性感染症「尖圭コンジローマ」の再発を防ぐ治療法は? イボができ、大きくなったり増えたり…
実は尖圭コンジローマは、感染を予防する術がある。HPVワクチンの接種だ。
「原因ウイルスであるHPVは200以上の型があるのですが、尖圭コンジローマの原因の95%はHPV6型、11型であることが判明しています。HPVワクチン接種で、これらの型への感染を防げます。つまり、発症しないようにできるのです」
「HPVワクチンは、子宮頚がん予防のために女性が打つもの」と思っている人もいるかもしれないが、それは誤解だ。子宮頚がんだけでなく、尖圭コンジローマ、同じくHPVが原因となる肛門がん、外陰部の前がん病変、膣の前がん病変の予防にもなる。接種部位の痛み・腫れ、まれに発熱といった副反応もあるものの、接種を検討する価値はある。

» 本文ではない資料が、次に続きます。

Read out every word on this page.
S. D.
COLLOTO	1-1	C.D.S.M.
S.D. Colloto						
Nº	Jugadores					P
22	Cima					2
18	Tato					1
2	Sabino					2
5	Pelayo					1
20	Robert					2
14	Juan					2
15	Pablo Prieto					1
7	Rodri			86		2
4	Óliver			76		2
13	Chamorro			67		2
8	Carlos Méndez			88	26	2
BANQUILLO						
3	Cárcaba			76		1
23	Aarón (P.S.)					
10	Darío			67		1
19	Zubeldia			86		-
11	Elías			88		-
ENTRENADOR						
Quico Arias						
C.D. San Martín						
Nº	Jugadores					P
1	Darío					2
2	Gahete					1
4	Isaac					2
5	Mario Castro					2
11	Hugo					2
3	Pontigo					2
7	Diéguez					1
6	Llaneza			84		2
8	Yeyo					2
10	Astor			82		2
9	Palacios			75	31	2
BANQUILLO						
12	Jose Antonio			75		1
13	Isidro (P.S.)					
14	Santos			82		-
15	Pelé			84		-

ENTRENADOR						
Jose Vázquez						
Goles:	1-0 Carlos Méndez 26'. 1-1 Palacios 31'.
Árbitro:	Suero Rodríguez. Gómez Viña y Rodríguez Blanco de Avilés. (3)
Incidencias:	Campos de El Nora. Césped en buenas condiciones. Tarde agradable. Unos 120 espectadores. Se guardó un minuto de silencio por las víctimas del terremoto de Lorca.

HPVワクチンは男女問わず、性交渉未経験のうちに接種することが望ましい。性交渉未経験の子どもや孫がいれば、ぜひ検討を。性交渉経験がある人も、感染していないHPVの型への予防として接種する意義がある。
日本では男性は定期接種の対象外(年齢問わず全額自己負担)。費用は、約9万~10万円になる(9価ワクチンを3回接種した場合)。ただし、小学6年生から高校1年生の男子に対し独自の助成制度を設けている自治体も多いので、各自治体のホームページや窓口で確認するといい。
正しい知識を持つことが、自分とパートナー、さらには子どもや孫を守る第一歩になる。